Does cooperative membership improve household welfare? Evidence from a panel data analysis of smallholder dairy farmers in Bihar, India

Anjani Kumar, Sunil Saroj, Pramod Kumar Joshi, Hiroyuki Takeshima
food policy

This paper examines the factors that influence dairy farmers’ decisions to become members of milk cooperative societies, and the impact of cooperative membership on milk yield, net returns per liter, and adoption of FSM. The study used farm-level panel data collected from a randomly selected sample of 148 households. Simple comparisons of average milk yield, net returns per liter, and FSM adoption revealed significant differences between members and nonmembers of dairy cooperatives. As these comparisons are merely descriptive and do not account for confounding factors that affect the differences, we employed an ESR model that accounts for both observed and unobserved factors to consider the issue of selection bias. The results revealed that sample selection bias would result if the outcome specifications were estimated without considering the membership decision.
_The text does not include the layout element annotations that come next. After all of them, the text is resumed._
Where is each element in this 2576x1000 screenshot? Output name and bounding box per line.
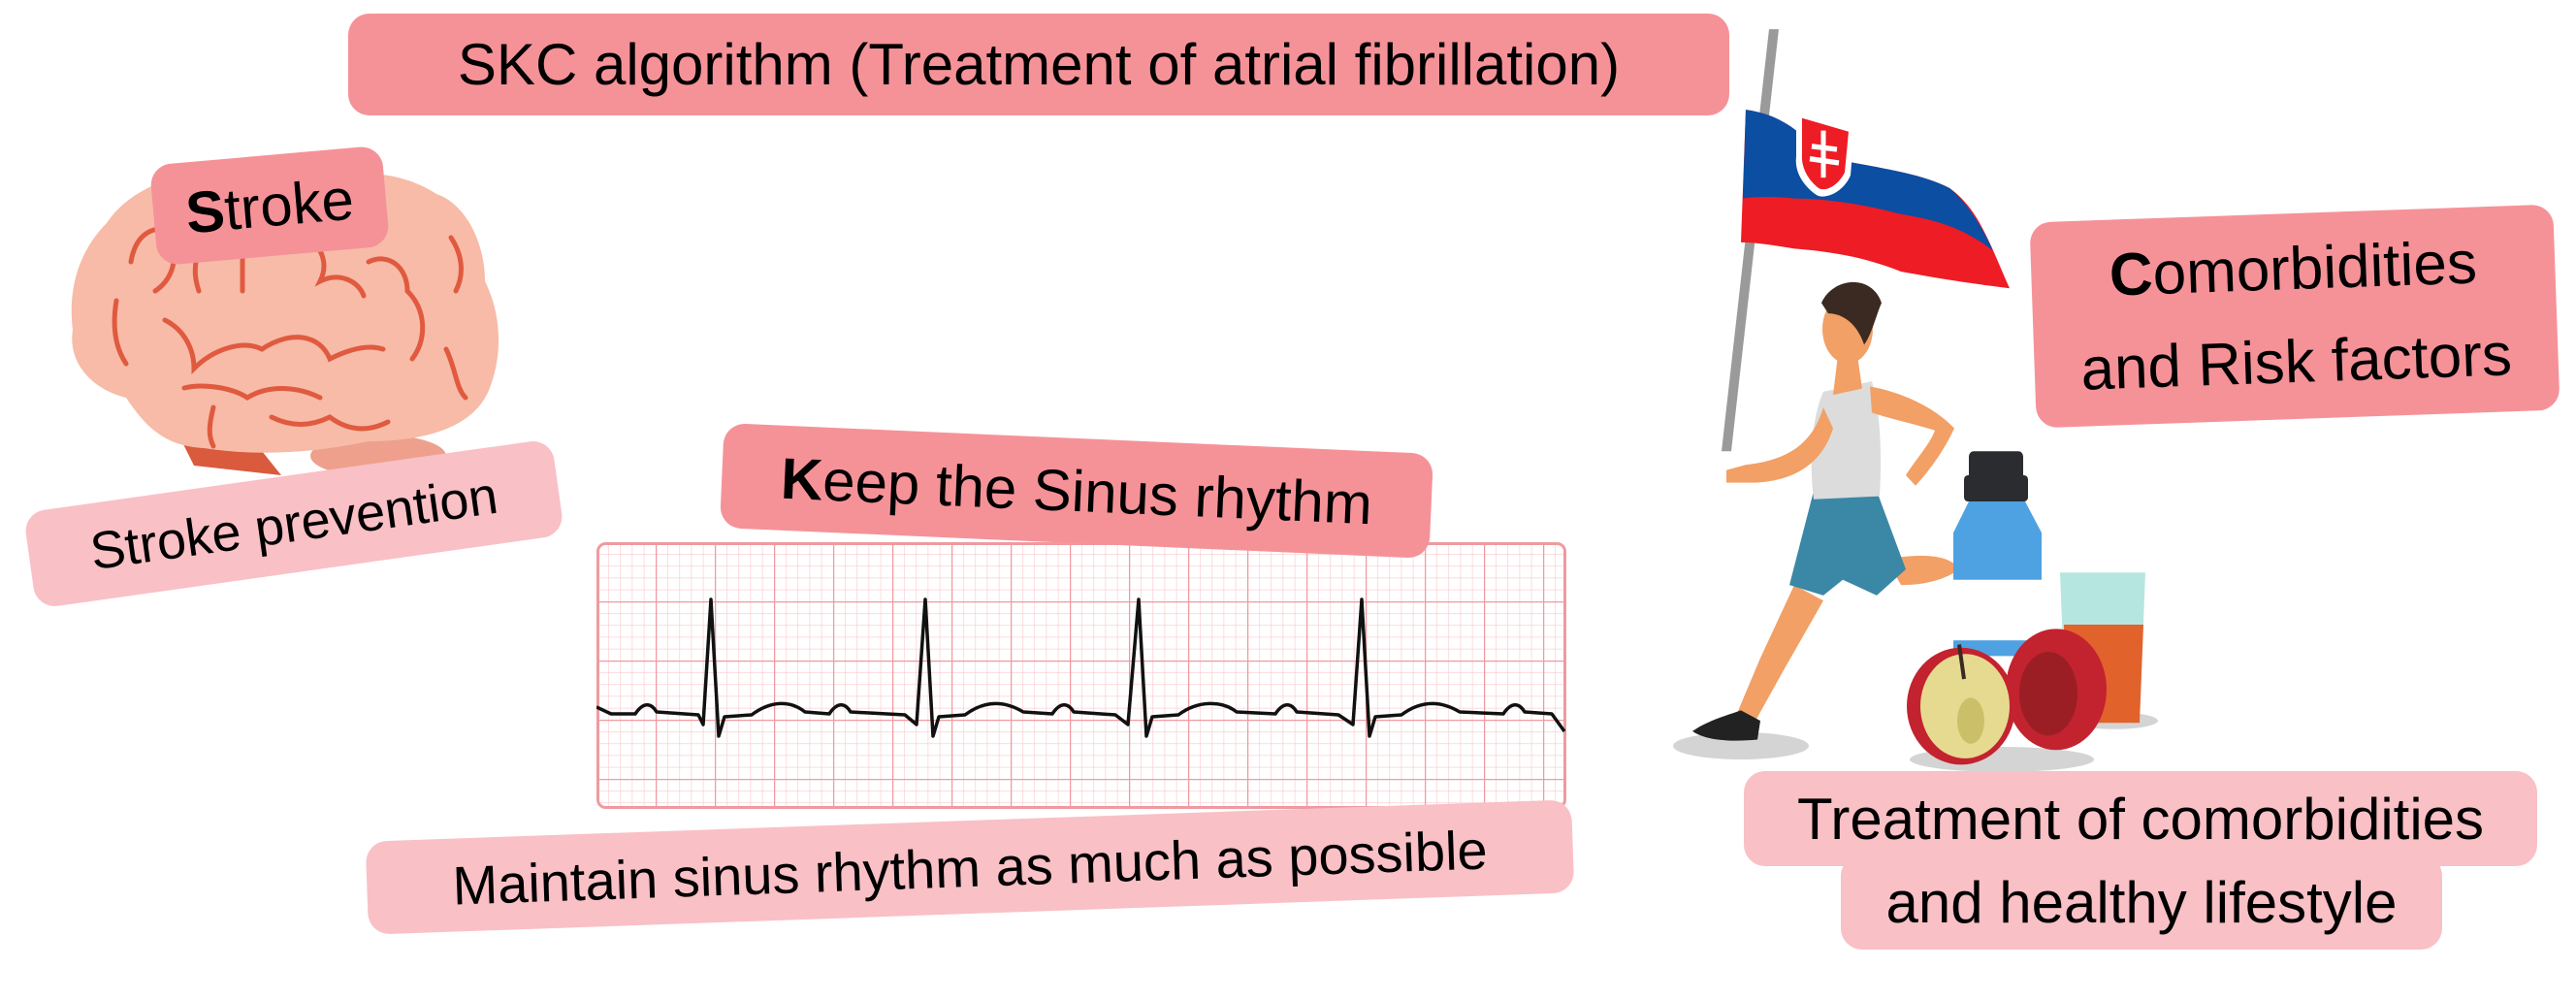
heading: Stroke	[149, 145, 390, 266]
heading: Comorbidities and Risk factors: and Risk factors	[2079, 321, 2513, 403]
text block: Stroke prevention	[23, 438, 564, 609]
heading: Keep the Sinus rhythm	[720, 423, 1433, 559]
icon: water bottle	[1953, 451, 2042, 656]
heading: Stroke: troke	[222, 166, 356, 242]
heading: Stroke: S	[183, 177, 227, 245]
heading: Comorbidities and Risk factors: Comorbidities	[2109, 229, 2478, 309]
text block: Maintain sinus rhythm	[366, 799, 1574, 935]
icon: brain	[72, 166, 499, 477]
icon: juice glass	[2060, 572, 2158, 729]
text block: Stroke prevention: Stroke prevention	[86, 467, 501, 581]
chart: ECG strip	[596, 542, 1566, 809]
icon: apples	[1907, 629, 2107, 772]
heading: Keep the Sinus rhythm: eep the Sinus rhythm	[821, 447, 1373, 536]
heading: Keep the Sinus rhythm: K	[780, 445, 824, 512]
icon: running man	[1673, 282, 1959, 759]
text block: Treatment of comorbidities: and healthy lifestyle	[1885, 869, 2398, 935]
heading: Comorbidities and Risk factors	[2029, 205, 2560, 428]
text block: Treatment of comorbidities	[1744, 771, 2537, 950]
text block: Treatment of comorbidities: Treatment of comorbidities	[1797, 786, 2484, 852]
title	[348, 14, 1729, 115]
title: SKC algorithm (Treatment of atrial fibrillation)	[458, 32, 1620, 97]
icon: flag pole and flag	[1722, 29, 2010, 451]
text block: Maintain sinus rhythm: Maintain sinus rhythm as much as possible	[451, 819, 1489, 916]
The empirical results showed a positive and significant relationship between dairy cooperative membership and milk yield, net returns per liter, and adoption of FSM. In particular, association with a dairy cooperative society tends to increase milk yield by 40 percent, net return by 38 percent, and adoption of FSM by 10 percent. The estimates, differentiated by farm size, revealed that the income gains brought about by dairy cooperative membership were higher for small-scale farmers. This finding suggests that dairy cooperatives can play a significant role in enhancing the household income of smallholder dairy farmers. The study also revealed that dairy cooperatives have the potential to enhance milk yield and net returns and improve farmers' compliance with FSM. Therefore, the government should further strengthen and promote the expansion of dairy cooperatives in India.